Tanzu Tuesdays 62 - Monitoring Avail. w/Error Budget Burn Rate on Tanzu Observability w/Amber Salome
Starting in April of 2020 my team was tasked with managing Tanzu Application Service on multiple foundations for a client. Early on it was a priority to establish a strong SRE practice around managing the platform. This talk discusses how we defined key metrics for monitoring availability, custom solutions for populating availability data into an observability platform (Tanzu Observability by Wavefront), dashboard creating, and alerting practices. We discuss in depth the benefits of using a burn rate when monitoring availability error budget consumption, and how this strategy allows for more sensitive alerting and limiting error budget consumption.
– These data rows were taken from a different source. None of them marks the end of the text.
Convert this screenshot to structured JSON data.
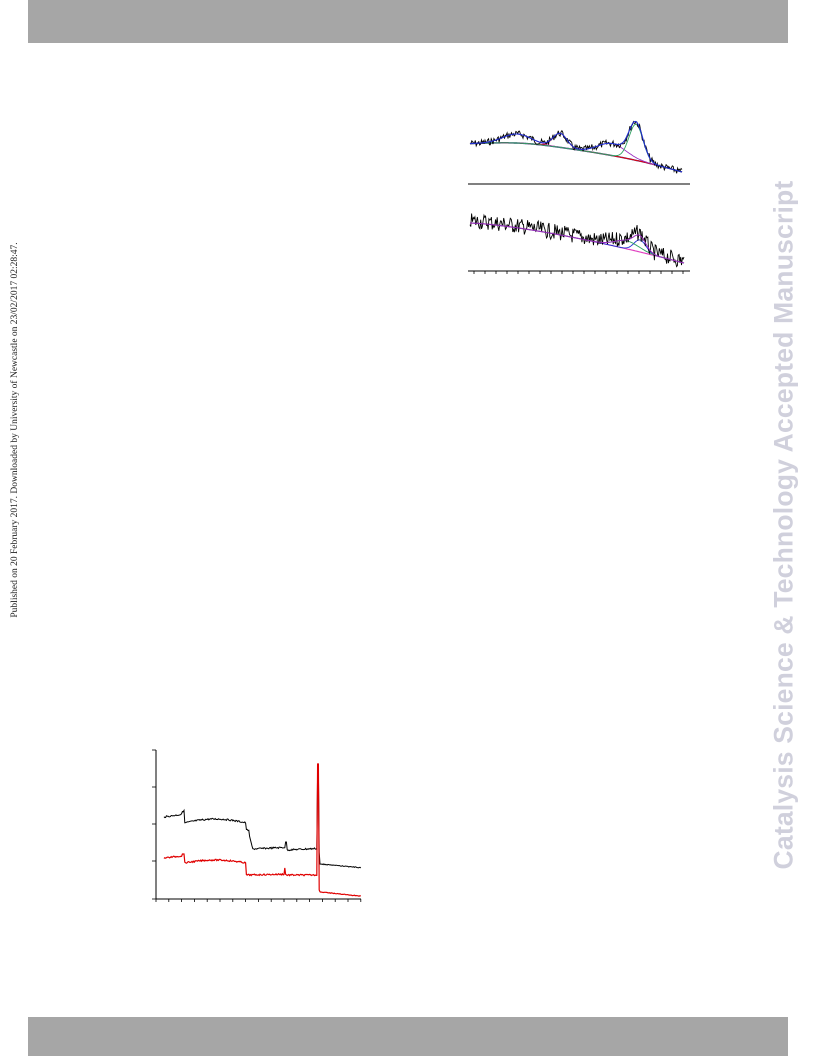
{
  "header_band": {
    "color": "#a6a6a6"
  },
  "footer_band": {
    "color": "#a6a6a6"
  },
  "side_note": "Published on 20 February 2017. Downloaded by University of Newcastle on 23/02/2017 02:28:47.",
  "watermark": "Catalysis Science & Technology Accepted Manuscript",
  "colors": {
    "black": "#000000",
    "red": "#e00000",
    "blue": "#1f2fd0",
    "magenta": "#e040c0",
    "purple": "#9b30c0",
    "green": "#2ca060",
    "navy": "#101060"
  },
  "figures": {
    "spectra": {
      "panels": 2,
      "traces": [
        "raw",
        "fit",
        "background",
        "components"
      ]
    },
    "time_series": {
      "series": 2,
      "series_colors": [
        "#000000",
        "#e00000"
      ]
    }
  }
}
This presentation will demonstrate how the cultivation of availability charts and error budget burn rate alerting creates an environment where the data starts working for your team. We emphasize the intentional use of availability error budgeting for backlog prioritization and embracing risk when managing a platform.
Amber Salome is a Senior Solutions Architect for VMware Tanzu Labs Platform Services, starting in 2019 originally at Pivotal. She is passionate about working with customers on Tanzu platform enablement, and has a strong SRE focus in her work. She is based out of Chicago and spends her free time riding her bike by the lake shore and learning photography.